Prior: $\pi \sim \text{Dir}(\alpha)$

Likelihood: $x_1, \ldots, x_n \sim \text{Categorical}(\pi)$

Posterior: $\pi | x \sim \text{Dir}(\alpha + n)$

where $n_k$ = count of observations in category $k$

# Visualize Dirichlet distribution (3D case)
def plot_dirichlet_samples(alpha, n_samples=1000):
    """Sample and plot from 3D Dirichlet."""
    samples = np.random.dirichlet(alpha, n_samples)
    
    fig = plt.figure(figsize=(15, 5))
    
    # 3D scatter
    ax1 = fig.add_subplot(131, projection='3d')
    ax1.scatter(samples[:, 0], samples[:, 1], samples[:, 2], alpha=0.5, s=10)
    ax1.set_xlabel('π₁', fontsize=11)
    ax1.set_ylabel('π₂', fontsize=11)
    ax1.set_zlabel('π₃', fontsize=11)
    ax1.set_title(f'Dir({alpha})', fontsize=12)
    
    # Ternary-like 2D projection
    ax2 = fig.add_subplot(132)
    ax2.scatter(samples[:, 0], samples[:, 1], alpha=0.3, s=5)
    ax2.set_xlabel('π₁', fontsize=11)
    ax2.set_ylabel('π₂', fontsize=11)
    ax2.set_title('2D Projection', fontsize=12)
    ax2.grid(True, alpha=0.3)
    
    # Histograms
    ax3 = fig.add_subplot(133)
    for i in range(3):
        ax3.hist(samples[:, i], bins=30, alpha=0.5, label=f'π{i+1}')
    ax3.set_xlabel('Value', fontsize=11)
    ax3.set_ylabel('Frequency', fontsize=11)
    ax3.set_title('Marginal Distributions', fontsize=12)
    ax3.legend()
    ax3.grid(True, alpha=0.3)
    
    plt.tight_layout()
    plt.show()

# Different concentration parameters
print("Sparse (α < 1):")
plot_dirichlet_samples([0.1, 0.1, 0.1])

print("\nUniform (α = 1):")
plot_dirichlet_samples([1.0, 1.0, 1.0])

print("\nDiffuse (α > 1):")
plot_dirichlet_samples([10.0, 10.0, 10.0])

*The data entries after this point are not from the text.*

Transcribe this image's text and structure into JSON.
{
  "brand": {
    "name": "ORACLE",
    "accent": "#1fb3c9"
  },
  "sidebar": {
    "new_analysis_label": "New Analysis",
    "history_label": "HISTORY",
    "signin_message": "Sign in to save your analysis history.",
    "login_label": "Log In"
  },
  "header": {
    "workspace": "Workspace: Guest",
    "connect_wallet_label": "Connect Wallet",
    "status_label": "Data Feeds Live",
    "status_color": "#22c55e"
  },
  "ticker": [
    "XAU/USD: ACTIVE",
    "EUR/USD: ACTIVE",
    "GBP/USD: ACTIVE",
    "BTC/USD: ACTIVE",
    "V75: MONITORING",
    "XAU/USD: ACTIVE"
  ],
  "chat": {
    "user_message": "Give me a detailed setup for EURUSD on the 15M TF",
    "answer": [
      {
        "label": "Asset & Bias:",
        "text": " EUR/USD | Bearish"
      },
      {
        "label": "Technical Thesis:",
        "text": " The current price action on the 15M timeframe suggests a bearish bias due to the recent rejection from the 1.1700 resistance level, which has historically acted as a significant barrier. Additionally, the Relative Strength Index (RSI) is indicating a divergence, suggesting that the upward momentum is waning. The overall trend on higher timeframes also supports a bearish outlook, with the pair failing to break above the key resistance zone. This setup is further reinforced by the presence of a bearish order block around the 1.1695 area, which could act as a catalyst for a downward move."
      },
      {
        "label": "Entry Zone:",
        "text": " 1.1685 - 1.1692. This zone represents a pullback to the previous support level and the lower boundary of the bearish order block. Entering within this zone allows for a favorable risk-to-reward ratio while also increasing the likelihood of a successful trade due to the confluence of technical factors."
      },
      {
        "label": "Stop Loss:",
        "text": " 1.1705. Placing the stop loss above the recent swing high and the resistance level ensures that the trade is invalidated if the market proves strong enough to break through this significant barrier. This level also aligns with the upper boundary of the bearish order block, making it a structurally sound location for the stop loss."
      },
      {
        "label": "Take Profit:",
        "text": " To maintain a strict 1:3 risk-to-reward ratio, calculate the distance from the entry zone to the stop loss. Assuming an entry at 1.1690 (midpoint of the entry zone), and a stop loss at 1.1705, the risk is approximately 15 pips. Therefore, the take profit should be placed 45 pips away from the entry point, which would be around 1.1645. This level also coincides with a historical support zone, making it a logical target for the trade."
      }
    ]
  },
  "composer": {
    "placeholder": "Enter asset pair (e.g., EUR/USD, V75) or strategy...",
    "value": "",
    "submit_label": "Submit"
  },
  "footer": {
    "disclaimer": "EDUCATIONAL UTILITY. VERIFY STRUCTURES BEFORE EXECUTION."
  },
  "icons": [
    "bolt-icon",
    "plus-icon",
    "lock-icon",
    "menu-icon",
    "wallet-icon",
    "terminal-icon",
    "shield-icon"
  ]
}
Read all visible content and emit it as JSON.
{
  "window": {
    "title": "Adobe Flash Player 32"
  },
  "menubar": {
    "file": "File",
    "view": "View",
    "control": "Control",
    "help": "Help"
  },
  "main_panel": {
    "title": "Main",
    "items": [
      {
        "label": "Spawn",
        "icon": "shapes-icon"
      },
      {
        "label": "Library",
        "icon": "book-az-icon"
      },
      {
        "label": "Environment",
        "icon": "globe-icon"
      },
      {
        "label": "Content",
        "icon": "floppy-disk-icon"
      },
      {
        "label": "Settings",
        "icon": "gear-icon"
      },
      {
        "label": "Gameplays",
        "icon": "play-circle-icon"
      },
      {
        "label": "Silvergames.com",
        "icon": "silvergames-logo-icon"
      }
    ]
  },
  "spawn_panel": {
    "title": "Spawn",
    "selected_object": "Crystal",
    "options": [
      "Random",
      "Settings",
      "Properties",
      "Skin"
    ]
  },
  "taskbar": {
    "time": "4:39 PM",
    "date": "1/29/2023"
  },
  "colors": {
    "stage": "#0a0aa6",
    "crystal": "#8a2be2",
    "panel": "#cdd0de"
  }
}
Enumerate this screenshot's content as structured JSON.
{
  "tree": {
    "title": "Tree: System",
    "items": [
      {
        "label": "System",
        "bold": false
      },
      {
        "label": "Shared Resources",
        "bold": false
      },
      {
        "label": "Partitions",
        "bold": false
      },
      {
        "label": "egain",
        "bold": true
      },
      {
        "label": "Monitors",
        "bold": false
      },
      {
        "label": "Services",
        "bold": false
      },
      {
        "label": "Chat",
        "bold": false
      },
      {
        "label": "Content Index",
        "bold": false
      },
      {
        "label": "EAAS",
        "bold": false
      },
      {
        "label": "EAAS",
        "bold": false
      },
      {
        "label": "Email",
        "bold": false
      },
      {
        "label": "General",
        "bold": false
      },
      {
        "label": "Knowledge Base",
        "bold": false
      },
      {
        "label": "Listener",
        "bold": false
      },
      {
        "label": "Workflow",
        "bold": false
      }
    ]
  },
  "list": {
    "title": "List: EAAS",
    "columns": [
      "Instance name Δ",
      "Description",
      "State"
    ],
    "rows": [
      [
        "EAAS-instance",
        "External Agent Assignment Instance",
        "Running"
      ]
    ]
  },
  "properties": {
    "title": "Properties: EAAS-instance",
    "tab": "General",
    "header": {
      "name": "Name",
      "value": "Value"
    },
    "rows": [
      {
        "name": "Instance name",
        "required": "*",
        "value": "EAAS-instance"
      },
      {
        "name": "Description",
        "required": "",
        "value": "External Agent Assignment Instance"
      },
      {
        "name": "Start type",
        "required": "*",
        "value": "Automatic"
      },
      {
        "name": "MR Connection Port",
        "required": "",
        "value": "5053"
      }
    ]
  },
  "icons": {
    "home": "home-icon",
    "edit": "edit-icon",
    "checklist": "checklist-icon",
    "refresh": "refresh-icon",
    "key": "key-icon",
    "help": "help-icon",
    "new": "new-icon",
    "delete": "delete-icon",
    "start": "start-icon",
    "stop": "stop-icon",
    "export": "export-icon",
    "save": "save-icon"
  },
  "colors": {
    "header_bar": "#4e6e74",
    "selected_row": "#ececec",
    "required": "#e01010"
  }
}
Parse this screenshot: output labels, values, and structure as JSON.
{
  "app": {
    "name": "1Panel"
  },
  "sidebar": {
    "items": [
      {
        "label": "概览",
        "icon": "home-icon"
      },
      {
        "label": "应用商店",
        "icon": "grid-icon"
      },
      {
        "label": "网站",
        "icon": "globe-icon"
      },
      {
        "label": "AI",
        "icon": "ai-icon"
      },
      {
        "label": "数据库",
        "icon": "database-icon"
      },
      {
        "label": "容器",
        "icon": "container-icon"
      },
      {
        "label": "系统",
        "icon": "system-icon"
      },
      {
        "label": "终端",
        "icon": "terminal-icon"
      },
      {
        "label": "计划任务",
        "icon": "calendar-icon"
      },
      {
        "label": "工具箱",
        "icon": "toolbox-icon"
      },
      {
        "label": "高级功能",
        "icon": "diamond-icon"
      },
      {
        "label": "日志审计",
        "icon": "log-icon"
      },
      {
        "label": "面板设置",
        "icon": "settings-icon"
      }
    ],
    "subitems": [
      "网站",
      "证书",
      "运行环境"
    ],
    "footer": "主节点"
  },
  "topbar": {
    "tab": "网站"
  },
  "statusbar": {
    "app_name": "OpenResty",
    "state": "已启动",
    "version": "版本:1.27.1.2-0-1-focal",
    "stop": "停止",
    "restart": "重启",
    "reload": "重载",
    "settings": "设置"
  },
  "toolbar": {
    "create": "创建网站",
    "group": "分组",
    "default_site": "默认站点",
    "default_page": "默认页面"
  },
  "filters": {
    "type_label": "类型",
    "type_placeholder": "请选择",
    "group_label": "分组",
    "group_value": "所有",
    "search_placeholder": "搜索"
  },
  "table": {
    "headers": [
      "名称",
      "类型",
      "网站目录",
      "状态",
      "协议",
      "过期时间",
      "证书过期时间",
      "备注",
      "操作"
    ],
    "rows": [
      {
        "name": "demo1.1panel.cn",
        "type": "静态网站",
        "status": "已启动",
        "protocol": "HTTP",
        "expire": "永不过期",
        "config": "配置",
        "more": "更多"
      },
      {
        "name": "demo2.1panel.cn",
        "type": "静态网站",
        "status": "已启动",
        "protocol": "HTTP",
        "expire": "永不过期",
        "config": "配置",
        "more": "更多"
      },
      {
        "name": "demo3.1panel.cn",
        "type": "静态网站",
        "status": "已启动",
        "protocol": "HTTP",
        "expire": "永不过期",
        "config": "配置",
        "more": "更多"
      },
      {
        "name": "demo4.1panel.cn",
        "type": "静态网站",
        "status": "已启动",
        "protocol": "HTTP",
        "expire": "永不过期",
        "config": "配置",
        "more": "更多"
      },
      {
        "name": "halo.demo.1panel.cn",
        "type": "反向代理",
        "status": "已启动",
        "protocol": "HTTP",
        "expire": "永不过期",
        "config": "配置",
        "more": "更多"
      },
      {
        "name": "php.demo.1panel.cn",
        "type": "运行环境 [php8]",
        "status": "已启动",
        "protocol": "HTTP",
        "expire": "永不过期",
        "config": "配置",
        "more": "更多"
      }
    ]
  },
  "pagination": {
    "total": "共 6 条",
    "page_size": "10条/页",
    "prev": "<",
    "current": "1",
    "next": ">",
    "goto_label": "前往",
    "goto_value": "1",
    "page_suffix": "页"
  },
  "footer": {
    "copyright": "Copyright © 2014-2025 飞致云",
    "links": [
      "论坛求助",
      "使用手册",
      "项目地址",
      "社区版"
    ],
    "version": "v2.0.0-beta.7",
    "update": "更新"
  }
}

3. Dirichlet Process (DP)¶

From Finite to Infinite¶

Dirichlet: Distribution over $K$-dim probability vectors

Dirichlet Process: Distribution over distributions!

Formal Definition¶

$G \sim DP(\alpha, H)$ where:

$\alpha > 0$: Concentration parameter
$H$: Base distribution

Key property: For any partition $A_1, \ldots, A_K$ of sample space: $$(G(A_1), \ldots, G(A_K)) \sim \text{Dir}(\alpha H(A_1), \ldots, \alpha H(A_K))$$

Stick-Breaking Construction¶

Explicit construction of $G \sim DP(\alpha, H)$:

Sample atoms: $\theta_k^* \sim H$ for $k = 1, 2, \ldots$
Sample stick weights: $\beta_k \sim \text{Beta}(1, \alpha)$
Define weights: $\pi_k = \beta_k \prod_{j<k}(1 - \beta_j)$
Result: $G = \sum_{k=1}^\infty \pi_k \delta_{\theta_k^*}$

where $\delta_{\theta}$ is point mass at $\theta$.

Discreteness¶

Crucial: $G$ is discrete with probability 1!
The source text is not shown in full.